My Life Verse

"Let the words of my mouth and the meditation of my heart
be acceptable in Thy sight O Lord, my strength and my Redeemer." Psalm 19:14

Saturday, January 12, 2013

Thank You, dear One......thank you for the respites that come just when we need them.  Thank You for the gifts of loving friends and the children You allow us to have.  Their commitment to us.....their concern and love and prayers for us.....gives us the endurance to face another day.  A little dramatic, I guess, Lord.....but, that's me!  I can make a mountain out of a molehill any day of the week.  I see, over and over, the sadness of so many.  Often, I just SOS prayers for folks I see.....but, yesterday, I found someone that I was unable to walk away from.  Remember her, Lord?  I barely saw her.  She was sort of slumped down in her chair as I was going by her little place of business at the flea market I was walking through.  As I paused to look at her things,  she started by telling me all of her creations were hand made and were made by her.  We conversed back and forth until she just made a personal statement about herself and her mother's battle with cancer.

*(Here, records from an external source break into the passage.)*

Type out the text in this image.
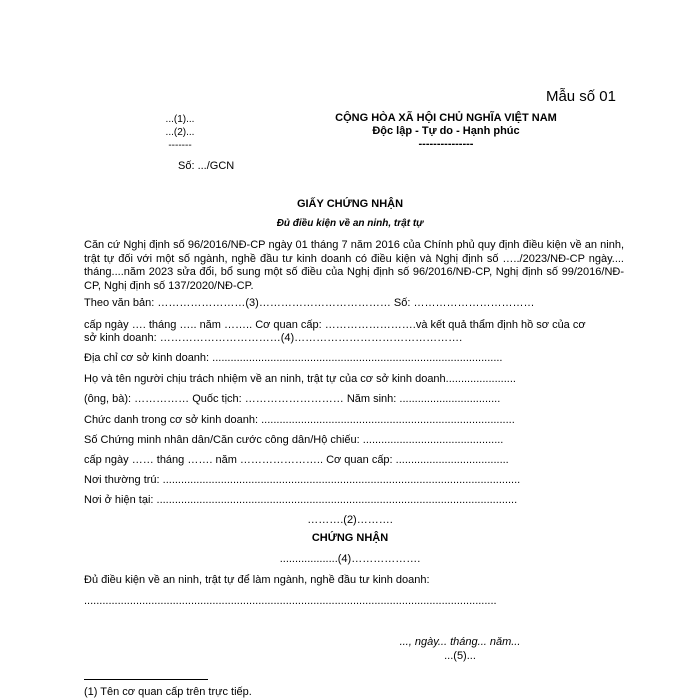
Mẫu số 01
...(1)...
...(2)...
-------
CỘNG HÒA XÃ HỘI CHỦ NGHĨA VIỆT NAM
Độc lập - Tự do - Hạnh phúc
---------------
Số: .../GCN
GIẤY CHỨNG NHẬN
Đủ điều kiện về an ninh, trật tự
Căn cứ Nghị định số 96/2016/NĐ-CP ngày 01 tháng 7 năm 2016 của Chính phủ quy định điều kiện về an ninh, trật tự đối với một số ngành, nghề đầu tư kinh doanh có điều kiện và Nghị định số …../2023/NĐ-CP ngày.... tháng....năm 2023 sửa đổi, bổ sung một số điều của Nghị định số 96/2016/NĐ-CP, Nghị định số 99/2016/NĐ-CP, Nghị định số 137/2020/NĐ-CP.
Theo văn bản: ……………………(3)……………………………… Số: ……………………………
cấp ngày …. tháng ….. năm …….. Cơ quan cấp: …………………….và kết quả thẩm định hồ sơ của cơ
sở kinh doanh: ……………………………(4)……………………………………….
Địa chỉ cơ sở kinh doanh: ...............................................................................................
Họ và tên người chịu trách nhiệm về an ninh, trật tự của cơ sở kinh doanh.......................
(ông, bà): …………… Quốc tịch: ……………………… Năm sinh: .................................
Chức danh trong cơ sở kinh doanh: ...................................................................................
Số Chứng minh nhân dân/Căn cước công dân/Hộ chiếu: ..............................................
cấp ngày …… tháng ……. năm ………………….. Cơ quan cấp: .....................................
Nơi thường trú: .....................................................................................................................
Nơi ở hiện tại: ......................................................................................................................
……….(2)……….
CHỨNG NHẬN
...................(4)……………….
Đủ điều kiện về an ninh, trật tự để làm ngành, nghề đầu tư kinh doanh:
.......................................................................................................................................
..., ngày... tháng... năm...
...(5)...
(1) Tên cơ quan cấp trên trực tiếp.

I walked into the little cove where she sat and just listened.  Thank You, Jesus, for reminding me often, that to minister to anyone, one doesn't have to worry about "what to say".  I just stood there.....gave her my attention.....and silently prayed for her.  She needed someone to listen.  She didn't need a sermon.  She didn't  need any stories from me comparing my life happenings to hers and how I dealt with my issues.  Before we parted, I  assured her I would say prayers for her, ask her name and  ( thankfully Lord, I remember it!)  have already taken her, her mother, and her issues with it all to the foot of the cross.  I ask Lord for the blessing of peace to give her some rest from the tyranny of red tape issues with insurance and the health care she's being denied for her Mom's care.  Lord, so often, beside the trauma of losing a loved one, the  "bare facts" that have to be recorded....the amount of numbers to be remembered for the government, all have a tendency to add to the mind numbing situation.  The issue of life or death is lost in all of that.  We are left to "doggie-paddle" our way to the shore if we have the energy after all of the papers have been filled out.

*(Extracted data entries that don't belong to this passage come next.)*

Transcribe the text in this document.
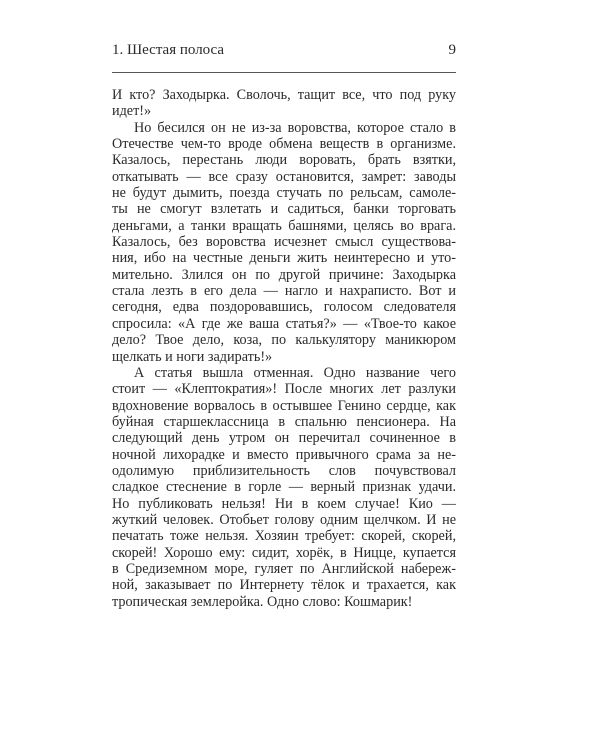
1. Шестая полоса	9
И кто? Заходырка. Сволочь, тащит все, что под руку
идет!»
Но бесился он не из-за воровства, которое стало в
Отечестве чем-то вроде обмена веществ в организме.
Казалось, перестань люди воровать, брать взятки,
откатывать — все сразу остановится, замрет: заводы
не будут дымить, поезда стучать по рельсам, самоле-
ты не смогут взлетать и садиться, банки торговать
деньгами, а танки вращать башнями, целясь во врага.
Казалось, без воровства исчезнет смысл существова-
ния, ибо на честные деньги жить неинтересно и уто-
мительно. Злился он по другой причине: Заходырка
стала лезть в его дела — нагло и нахраписто. Вот и
сегодня, едва поздоровавшись, голосом следователя
спросила: «А где же ваша статья?» — «Твое-то какое
дело? Твое дело, коза, по калькулятору маникюром
щелкать и ноги задирать!»
А статья вышла отменная. Одно название чего
стоит — «Клептократия»! После многих лет разлуки
вдохновение ворвалось в остывшее Генино сердце, как
буйная старшеклассница в спальню пенсионера. На
следующий день утром он перечитал сочиненное в
ночной лихорадке и вместо привычного срама за не-
одолимую приблизительность слов почувствовал
сладкое стеснение в горле — верный признак удачи.
Но публиковать нельзя! Ни в коем случае! Кио —
жуткий человек. Отобьет голову одним щелчком. И не
печатать тоже нельзя. Хозяин требует: скорей, скорей,
скорей! Хорошо ему: сидит, хорёк, в Ницце, купается
в Средиземном море, гуляет по Английской набереж-
ной, заказывает по Интернету тёлок и трахается, как
тропическая землеройка. Одно слово: Кошмарик!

So.....Lord.....right now.....I ask for peace for the young woman I pray for and the precious mother that is suffering.  If You choose to do more.....and I wish You would.....please do.  You don't gather a lot of information in an eight
 minute conversation, but, You Lord, are the sole provider of the areas of our lives that are given to You to fix.  You give us strength.  You give us patience.  You give us wisdom.  You give us peace.  All of these, are enough.....but, I appreciate the fact that You give us so much more.  I am blessed and loved and I am thankful today for that.
Give me Your wisdom, Lord, for the decisions I make today.  Yes, I know.....it may be....."Should I get the blue one?" or " Should I forget it, and walk away?"  Not exactly life changing wisdom, but wisdom, all the same.
Thank You Father for loving me.  I praise You for the beauty of this day.....and the fact that I am living and enjoying it with You.
For all I pray, the needs of this day for those I love.......I ask in the name of Jesus.  Amen.